MarketingCharts would seem to think so, according to this article:
Nearly two-thirds (65%) of CMOs and marketing execs say their ad
budgets will decrease because of the troubled economy, but more of
their money will go toward digital/interactive marketing than before, according to a new survey from Epsilon.
Roughly the same percentage (63%) of the 175 CMOs and marketing execs
surveyed report that their spending on interactive/digital marketing
has risen, while 59% report a decrease in traditional marketing spend.

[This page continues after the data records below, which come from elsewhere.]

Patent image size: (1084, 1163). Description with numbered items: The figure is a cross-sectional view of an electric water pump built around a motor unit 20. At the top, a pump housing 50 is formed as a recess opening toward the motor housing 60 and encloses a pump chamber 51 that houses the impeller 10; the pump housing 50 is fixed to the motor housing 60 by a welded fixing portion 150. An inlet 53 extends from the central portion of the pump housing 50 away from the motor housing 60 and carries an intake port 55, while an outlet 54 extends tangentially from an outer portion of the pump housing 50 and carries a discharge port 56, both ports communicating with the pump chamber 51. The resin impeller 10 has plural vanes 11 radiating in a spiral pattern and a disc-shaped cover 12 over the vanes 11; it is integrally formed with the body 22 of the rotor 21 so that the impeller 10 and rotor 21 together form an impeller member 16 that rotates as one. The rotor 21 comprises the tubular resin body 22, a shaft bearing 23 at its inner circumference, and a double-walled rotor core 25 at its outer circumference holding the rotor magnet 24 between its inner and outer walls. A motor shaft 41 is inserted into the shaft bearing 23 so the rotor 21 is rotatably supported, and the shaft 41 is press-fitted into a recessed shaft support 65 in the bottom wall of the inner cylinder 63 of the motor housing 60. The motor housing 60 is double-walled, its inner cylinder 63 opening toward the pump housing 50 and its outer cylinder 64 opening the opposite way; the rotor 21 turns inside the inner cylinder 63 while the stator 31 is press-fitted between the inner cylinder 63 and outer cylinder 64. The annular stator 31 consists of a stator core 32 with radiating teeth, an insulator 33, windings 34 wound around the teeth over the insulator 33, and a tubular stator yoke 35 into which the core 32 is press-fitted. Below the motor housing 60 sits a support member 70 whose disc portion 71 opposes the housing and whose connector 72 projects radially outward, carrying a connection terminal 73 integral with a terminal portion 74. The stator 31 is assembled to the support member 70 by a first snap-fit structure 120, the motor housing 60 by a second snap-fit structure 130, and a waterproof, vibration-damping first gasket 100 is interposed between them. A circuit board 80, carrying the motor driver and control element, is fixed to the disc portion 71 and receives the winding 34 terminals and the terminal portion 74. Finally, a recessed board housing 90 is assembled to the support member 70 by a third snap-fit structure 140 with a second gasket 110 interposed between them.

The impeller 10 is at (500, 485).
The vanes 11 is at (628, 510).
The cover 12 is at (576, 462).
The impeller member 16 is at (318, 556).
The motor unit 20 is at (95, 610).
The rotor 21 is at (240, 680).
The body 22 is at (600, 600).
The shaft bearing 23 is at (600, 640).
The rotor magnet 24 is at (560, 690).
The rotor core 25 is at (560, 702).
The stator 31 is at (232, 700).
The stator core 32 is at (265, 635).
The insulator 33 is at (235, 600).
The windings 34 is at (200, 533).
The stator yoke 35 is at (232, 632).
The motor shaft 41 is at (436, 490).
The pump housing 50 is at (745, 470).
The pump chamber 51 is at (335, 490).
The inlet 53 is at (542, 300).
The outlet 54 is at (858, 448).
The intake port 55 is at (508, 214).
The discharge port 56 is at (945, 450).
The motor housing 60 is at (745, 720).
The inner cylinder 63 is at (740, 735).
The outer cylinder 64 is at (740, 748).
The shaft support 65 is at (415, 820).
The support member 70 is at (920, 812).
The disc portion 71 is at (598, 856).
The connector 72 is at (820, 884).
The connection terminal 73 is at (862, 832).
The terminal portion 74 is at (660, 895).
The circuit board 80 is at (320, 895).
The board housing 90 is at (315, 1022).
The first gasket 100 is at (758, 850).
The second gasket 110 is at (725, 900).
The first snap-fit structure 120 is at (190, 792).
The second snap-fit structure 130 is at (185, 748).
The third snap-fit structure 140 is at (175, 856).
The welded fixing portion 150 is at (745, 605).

The study also finds that though CMOs are facing tough challenges in
the current economic climate, 94% of those surveyed agreed with the
statement, “A tough economic period is precisely the time when
marketing plays a key role.”
Our take:
Statistically speaking, marketing is usually one of the first things to get cut as retailers and CPG manufacturers feel the heat from shareholders. However, traditionally these groups also tend to fare the best over the long-run, taking smaller percentage cuts than other areas quick to get reined in (including human resources, manufacturing and all sorts of middle-management). The reason is simple: marketing must ramp up before manufacturing can again, in order to build demand. Consequently, cuts to marketing are typically earlier but smaller. Bumps to marketing also happen more quickly, and sooner than to other areas of business development. Given the trend towards accountable marketing, we predict that above-the-line marketing programs, particularly for TV, will get cut most deeply during this down cycle. The winners will be Internet and shopper marketing programs, which are less expensive to run, more accountable, and, according to many, more productive.